Tesmoin nos Armées perduës faute de subsistance deuant
Lerida, les foibles secours de Naples enuoyez à contre-temps,
le siege de Cremone, la perte de Courtray & autres actions de
cette qualité.

Et quant à la negociation de la Paix, Qui est si grossier qui
ne iuge, qu’il n’a iamais voulu donner part au secret de l’affaire
qu’à son Confident, quoy que le Duc de Longueuille & les autres
Deputez de probité reconnuë, ne peussent estre suspects,
& qu’il a mieux aymé perdre nos Alliez, que de faire la Paix
conjointement auec eux ; ce qui seroit vne faute criminelle,
quand il n’y auroit point d’infidelité : & si les declarations vniformes
des Nonces font quelque foy, si la propre confession
dudit Cardinal peut seruit à le conuaincre, apres auoir dit tant
de fois, qu’il tenoit la Paix entre ses mains, outre la voix publique
que qui le declare par tout, & la chose qui parle d’elle-mesme ;
Il n’est que trop éuident qu’il a trahy nos vrais interests en cette
affaire si importante : Et cette seule preuarication en vn sujet
de cette qualité, ne meriteroit-elle pas vn supplice, qui égalast
en quelque sorte les miseres & les desolations qu’elle a causées.
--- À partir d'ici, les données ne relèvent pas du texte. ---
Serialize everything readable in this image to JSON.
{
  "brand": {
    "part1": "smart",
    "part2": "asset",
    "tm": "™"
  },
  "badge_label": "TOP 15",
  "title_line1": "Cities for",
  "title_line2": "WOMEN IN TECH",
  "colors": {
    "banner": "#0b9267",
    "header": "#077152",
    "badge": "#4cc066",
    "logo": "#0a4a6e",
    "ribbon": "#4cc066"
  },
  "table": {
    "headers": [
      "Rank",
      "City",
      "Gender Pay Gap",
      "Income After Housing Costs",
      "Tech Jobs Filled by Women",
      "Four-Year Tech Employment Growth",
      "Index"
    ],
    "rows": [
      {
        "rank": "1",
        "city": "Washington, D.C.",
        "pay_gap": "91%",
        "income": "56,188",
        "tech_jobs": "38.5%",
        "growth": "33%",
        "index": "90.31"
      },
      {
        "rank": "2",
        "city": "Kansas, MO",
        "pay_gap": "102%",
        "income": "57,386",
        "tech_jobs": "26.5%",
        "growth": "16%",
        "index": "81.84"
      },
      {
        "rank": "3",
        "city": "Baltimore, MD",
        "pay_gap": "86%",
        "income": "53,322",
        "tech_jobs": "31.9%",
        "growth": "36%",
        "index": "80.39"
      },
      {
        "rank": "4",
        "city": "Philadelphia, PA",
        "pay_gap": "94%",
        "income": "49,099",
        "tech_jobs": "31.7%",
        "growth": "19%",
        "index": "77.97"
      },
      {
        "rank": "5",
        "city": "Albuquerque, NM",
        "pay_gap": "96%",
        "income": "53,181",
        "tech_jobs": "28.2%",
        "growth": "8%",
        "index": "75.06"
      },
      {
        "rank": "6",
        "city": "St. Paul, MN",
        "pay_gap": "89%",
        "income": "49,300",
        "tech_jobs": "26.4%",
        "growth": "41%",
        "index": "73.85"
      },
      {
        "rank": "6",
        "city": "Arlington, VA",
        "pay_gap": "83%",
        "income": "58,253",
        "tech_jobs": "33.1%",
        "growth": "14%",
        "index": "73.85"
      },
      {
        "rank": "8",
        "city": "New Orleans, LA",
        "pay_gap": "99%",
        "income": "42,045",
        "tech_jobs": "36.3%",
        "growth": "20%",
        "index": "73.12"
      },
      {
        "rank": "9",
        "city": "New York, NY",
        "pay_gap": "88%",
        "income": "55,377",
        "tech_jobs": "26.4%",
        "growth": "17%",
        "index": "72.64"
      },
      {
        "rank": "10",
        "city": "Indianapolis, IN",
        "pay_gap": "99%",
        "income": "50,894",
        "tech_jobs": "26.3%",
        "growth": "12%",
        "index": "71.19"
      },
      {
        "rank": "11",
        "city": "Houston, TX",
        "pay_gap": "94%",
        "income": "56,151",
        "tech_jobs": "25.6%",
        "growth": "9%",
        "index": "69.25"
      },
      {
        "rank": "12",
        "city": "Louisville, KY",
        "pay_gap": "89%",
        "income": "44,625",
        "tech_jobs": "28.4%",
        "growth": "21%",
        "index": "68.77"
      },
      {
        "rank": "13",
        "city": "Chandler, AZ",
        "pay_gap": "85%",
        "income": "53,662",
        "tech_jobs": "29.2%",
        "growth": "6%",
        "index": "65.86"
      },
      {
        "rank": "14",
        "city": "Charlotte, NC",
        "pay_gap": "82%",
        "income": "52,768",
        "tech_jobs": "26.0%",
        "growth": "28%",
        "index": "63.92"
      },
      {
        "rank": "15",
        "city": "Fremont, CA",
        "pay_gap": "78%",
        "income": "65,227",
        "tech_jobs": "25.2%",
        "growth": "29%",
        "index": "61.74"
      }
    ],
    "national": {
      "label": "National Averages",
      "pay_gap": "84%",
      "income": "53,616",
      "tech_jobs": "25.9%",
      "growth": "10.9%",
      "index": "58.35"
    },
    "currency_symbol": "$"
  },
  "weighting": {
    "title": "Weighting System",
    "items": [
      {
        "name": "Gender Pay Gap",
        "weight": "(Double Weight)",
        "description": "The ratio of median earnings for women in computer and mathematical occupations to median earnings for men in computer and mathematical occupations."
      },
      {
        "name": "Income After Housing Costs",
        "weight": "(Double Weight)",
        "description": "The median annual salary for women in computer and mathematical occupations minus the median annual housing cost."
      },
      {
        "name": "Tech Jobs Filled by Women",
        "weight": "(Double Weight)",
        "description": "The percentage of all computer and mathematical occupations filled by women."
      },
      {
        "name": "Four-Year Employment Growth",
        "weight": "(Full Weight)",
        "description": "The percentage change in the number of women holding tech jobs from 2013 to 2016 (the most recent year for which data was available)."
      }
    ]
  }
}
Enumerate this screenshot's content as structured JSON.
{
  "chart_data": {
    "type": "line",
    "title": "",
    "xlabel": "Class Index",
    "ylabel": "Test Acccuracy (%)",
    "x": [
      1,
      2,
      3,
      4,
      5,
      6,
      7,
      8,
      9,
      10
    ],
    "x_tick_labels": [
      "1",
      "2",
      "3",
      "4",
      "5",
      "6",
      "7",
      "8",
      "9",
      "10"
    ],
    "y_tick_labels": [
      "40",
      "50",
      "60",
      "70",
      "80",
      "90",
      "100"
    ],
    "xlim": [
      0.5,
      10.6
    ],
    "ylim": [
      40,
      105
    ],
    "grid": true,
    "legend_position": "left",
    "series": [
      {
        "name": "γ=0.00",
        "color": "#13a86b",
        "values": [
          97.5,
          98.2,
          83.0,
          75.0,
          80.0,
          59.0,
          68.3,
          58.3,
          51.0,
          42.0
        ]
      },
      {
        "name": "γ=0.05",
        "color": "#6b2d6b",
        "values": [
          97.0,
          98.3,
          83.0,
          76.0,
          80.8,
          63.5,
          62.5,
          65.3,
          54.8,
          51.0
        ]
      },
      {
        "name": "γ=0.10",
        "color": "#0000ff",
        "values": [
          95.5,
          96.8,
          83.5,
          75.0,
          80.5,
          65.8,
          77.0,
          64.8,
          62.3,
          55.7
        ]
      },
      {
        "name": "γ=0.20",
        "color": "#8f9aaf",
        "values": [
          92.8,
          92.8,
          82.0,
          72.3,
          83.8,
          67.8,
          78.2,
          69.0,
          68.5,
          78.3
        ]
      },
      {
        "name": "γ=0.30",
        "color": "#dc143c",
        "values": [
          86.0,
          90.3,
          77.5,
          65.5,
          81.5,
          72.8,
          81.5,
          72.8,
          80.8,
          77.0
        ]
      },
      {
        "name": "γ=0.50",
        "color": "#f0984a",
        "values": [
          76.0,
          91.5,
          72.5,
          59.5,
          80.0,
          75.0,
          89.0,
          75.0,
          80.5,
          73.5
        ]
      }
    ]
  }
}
Mais on peut encore raisonnablement tirer cette induction
de son procedé, qu’il auoit la pensée de partager vn iour
la France auec l’Espagnol, & nous sommes peut estre à la veille
de l’esprouuer.

Quant à l’abus & la depradation des Finances, le Cardinal
Mazarin oseroit il dire, qu’il y ayt eu quelques limites à sa conuoitise,
SIRE, les Souuerains, legitimes tuteurs du Peuple, regardent
leur bien comme le bien d’autruy, pour en vser ; & pour
le conseruer, ils le considerent comme leur bien propre, de maniere
qu’ils n’y mettent iamais la main sans necessité, ny sans mesure :
Mais les Vsurpateurs de l’authorité souueraine regardent
le bien du Peuple comme leur proye, sont auides de la substance,
& la derniere goutte de son sang est la seule borne de leur
cupidité.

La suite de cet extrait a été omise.